Le texte demeure cependant incomplet. En effet, d’une part, cette notification est seulement facultative. D’autre part, devra-t-on considérer qu’il y a « connaissance des faits » dès lors qu’il y aura eu notification mais que celle-ci ne répond pas aux formes légales ?[8]

  • L’imprécision des notions de « connaissance effective » ou «circonstances faisant apparaître ce caractère illicite » risque aussi de faire naître un contentieux important sur l’interprétation qu’il convient de donner à ces dispositions.

On voit donc que le Projet ne peut s’arrêter là… En effet, afin de ne pas connaître l’échec de la loi du 1er août 2000, le texte a besoin d’être complété et précisé. Le débat devant le Sénat est donc attendu.

[1] Directive 2000/31 du 8 juin 2000, JOCE L 178/1 du 17 juillet 2000.
[2] Ex. Tribunal de Grande Instance de Paris. Nanterre, 8 décembre 1999 ; Cour d’Appel de Paris 8 juin 2000.
[3] Cette disposition qui n’existait pas dans le projet de loi initial avait été proposée dans le Rapport du 12 février 2003 fait au nom de la Commission des affaires économiques, de l’environnement et du territoire sur le projet de loi pour la confiance dans l’économie numérique.
[4] Il est néanmoins prévu une amende de 3750 euro en cas de non-conservation des données permettant l’identification de l’auteur du site ou en cas de non-communication de ces données aux autorités judiciaires.
[5] Cette disposition fait suite au Rapport du 12 février 2003 fait au nom de la Commission des affaires économiques, de l’environnement et du territoire sur le projet de loi pour la confiance dans l’économie numérique.
[6] Rapport du 12 février 2003 fait au nom de la Commission des affaires économiques, de l’environnement et du territoire sur le projet de loi pour la confiance dans l’économie numérique.

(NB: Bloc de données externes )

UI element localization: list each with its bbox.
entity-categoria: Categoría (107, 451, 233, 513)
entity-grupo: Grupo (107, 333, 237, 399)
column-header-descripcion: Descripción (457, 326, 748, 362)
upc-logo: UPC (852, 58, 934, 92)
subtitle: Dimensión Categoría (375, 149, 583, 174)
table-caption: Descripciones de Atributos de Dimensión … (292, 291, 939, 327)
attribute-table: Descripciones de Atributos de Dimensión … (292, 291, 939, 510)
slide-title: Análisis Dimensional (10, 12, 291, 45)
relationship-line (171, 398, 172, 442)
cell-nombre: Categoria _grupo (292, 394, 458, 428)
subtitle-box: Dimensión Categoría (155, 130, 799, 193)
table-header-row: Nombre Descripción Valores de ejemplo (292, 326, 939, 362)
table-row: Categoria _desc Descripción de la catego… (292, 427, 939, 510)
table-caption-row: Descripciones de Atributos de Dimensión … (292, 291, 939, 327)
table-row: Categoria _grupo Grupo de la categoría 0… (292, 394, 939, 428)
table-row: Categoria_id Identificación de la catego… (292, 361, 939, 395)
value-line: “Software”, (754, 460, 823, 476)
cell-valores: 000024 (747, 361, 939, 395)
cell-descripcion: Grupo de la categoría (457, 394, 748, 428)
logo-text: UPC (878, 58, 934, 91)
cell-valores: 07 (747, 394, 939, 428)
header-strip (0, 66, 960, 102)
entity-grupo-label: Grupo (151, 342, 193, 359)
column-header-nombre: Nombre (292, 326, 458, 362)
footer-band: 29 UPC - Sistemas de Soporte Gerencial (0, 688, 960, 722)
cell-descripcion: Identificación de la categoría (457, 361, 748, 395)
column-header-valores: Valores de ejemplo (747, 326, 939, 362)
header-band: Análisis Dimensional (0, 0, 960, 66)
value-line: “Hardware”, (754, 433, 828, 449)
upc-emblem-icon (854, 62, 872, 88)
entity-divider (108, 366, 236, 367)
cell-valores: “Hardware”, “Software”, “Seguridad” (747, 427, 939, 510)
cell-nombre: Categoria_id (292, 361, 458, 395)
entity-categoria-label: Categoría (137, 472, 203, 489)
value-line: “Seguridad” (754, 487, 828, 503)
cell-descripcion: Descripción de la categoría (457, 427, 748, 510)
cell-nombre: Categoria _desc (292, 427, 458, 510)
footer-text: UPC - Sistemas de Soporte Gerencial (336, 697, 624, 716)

[7] Recommandation relative au projet de loi pour la confiance dans l’économie numérique du 6 février 2003 du Forum des droits sur l’Internet.

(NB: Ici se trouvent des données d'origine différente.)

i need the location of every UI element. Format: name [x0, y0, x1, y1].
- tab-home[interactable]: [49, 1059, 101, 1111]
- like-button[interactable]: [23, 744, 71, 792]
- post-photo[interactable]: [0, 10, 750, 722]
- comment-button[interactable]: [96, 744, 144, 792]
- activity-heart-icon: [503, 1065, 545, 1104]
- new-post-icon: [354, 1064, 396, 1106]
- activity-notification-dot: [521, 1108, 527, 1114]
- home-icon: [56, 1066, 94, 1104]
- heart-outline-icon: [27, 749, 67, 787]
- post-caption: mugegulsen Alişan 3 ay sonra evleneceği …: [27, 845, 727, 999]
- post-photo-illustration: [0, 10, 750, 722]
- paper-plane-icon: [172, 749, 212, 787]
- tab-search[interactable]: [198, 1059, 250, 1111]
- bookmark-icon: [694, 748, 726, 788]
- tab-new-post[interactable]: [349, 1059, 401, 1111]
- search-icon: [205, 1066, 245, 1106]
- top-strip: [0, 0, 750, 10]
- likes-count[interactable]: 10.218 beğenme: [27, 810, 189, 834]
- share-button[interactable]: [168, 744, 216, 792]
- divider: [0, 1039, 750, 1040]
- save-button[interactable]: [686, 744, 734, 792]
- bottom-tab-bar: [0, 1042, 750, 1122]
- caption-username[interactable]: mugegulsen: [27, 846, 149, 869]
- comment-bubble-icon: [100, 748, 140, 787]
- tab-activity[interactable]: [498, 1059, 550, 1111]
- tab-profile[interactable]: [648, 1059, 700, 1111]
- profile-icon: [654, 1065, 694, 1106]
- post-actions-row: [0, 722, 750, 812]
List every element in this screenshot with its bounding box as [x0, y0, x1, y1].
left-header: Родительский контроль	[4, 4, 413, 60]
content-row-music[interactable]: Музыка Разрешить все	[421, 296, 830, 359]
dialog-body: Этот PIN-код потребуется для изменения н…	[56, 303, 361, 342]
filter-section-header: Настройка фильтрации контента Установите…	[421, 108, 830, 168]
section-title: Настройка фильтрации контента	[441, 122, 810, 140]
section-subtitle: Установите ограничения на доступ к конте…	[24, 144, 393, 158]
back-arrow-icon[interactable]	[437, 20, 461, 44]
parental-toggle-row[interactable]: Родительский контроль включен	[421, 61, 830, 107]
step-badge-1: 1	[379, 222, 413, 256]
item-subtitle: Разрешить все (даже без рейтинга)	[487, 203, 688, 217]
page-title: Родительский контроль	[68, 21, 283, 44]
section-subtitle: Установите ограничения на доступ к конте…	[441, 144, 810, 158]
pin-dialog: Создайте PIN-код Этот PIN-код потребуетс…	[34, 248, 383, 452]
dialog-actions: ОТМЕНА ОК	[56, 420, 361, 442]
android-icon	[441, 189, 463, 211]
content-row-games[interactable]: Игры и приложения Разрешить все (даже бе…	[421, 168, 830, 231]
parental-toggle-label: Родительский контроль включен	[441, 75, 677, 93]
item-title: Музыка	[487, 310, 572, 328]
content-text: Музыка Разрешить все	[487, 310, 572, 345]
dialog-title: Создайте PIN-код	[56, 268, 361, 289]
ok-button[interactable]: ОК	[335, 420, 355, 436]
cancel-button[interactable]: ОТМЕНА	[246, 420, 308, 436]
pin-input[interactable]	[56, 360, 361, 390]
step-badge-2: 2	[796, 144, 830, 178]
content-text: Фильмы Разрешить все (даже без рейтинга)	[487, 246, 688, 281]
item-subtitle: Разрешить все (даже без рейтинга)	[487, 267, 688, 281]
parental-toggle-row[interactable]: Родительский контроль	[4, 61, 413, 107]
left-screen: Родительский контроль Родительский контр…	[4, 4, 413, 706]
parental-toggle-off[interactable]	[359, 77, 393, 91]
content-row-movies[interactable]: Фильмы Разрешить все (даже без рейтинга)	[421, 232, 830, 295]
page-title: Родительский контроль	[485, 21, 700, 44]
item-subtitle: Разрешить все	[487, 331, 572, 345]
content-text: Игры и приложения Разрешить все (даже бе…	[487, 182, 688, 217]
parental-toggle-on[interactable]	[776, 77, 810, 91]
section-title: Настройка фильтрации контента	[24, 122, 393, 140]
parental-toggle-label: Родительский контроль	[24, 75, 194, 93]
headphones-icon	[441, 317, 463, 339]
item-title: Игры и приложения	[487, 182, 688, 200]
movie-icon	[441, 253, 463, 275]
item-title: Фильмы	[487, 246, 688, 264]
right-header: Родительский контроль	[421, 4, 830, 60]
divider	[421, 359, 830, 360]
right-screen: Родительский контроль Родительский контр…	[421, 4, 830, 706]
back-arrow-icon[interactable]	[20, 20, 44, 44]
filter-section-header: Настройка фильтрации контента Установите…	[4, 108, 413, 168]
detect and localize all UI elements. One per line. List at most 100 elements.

[8] Le texte prévoit en effet que la notification doit comporter un certain nombre d’éléments tels que la date de la notification, l’identité du notifiant, la description des faits litigieux et leur localisation précise, les motifs pour lesquels le contenu doit être retiré, la copie de la correspondance à l’auteur ou éditeur du site demandant le retrait des informations litigieuses.